With identifiable terrorist groups at large, and membership hard to pin down, a Dennis-like situation is indeed brewing. Consider these words from Yates: "[I]ndoctrination of a group in preparation for future violent action, as well as exhortation to immediate action, by advocacy found to be directed to "action for the accomplishment" of forcible overthrow, to violence as "a rule-or principle of action," and employing "language of incitement," is not constitutionally protected when the group is of sufficient size and cohesiveness, is sufficiently oriented towards action, and other circumstances are such as reasonably to justify apprehension that action will occur." (Quoting Dennis).

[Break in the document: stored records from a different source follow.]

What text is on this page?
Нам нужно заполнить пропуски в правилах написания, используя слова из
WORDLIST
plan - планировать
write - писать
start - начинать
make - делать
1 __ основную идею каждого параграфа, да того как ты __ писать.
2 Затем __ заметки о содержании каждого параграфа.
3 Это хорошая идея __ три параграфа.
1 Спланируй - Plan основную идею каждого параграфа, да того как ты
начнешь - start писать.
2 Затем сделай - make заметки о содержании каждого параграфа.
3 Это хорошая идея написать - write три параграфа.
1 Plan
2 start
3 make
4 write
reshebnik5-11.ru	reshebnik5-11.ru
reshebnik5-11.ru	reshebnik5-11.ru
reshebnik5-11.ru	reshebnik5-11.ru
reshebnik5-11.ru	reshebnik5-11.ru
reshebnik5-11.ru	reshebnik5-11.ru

This reasoning could indeed by applied to the present situation. The question, then, is whether we should.

I don't know that these times (or the facts of the AP story above, which are sparse) would justify a relaxing of the Brandenburg test, although I think we would be foolish not to consider the question thoughtfully when there are real dangers here. Just as governmental power may be abused, so may individual liberty.

But just so I don't write a post without taking a stand, I'm for upholding Brandenburg, with the resulting unconstitutionality of any act that allows punishment for more abstract incitement. This is probably due more to faith in law enforcement's other means than fear of the government's power; it is always easier to never grant a power than to turn it off once activated, and we should not do so unless things really become dire.

Uh Oh 

Volokh posts yesterday:
I just handed in the grades for my Free Speech Law exam, and called and congratulated the A+ and A students, always my favorite part of the grading weeks.
Well, there's no message on my machine. Oh well. Not that I'm really surprised :)

Thursday, May 27, 2004

Not Much 

It feels like there is a lull in the legal world now that law school is over for another year. I don't know if there is a cause ane effect here, as legal news is generated by more than just academics. Nevertheless, blogging has been slow the last few weeks. Sigh.

I start work on Tuesday, and hopefully I will get to do something in court this summer. More on this as it develops.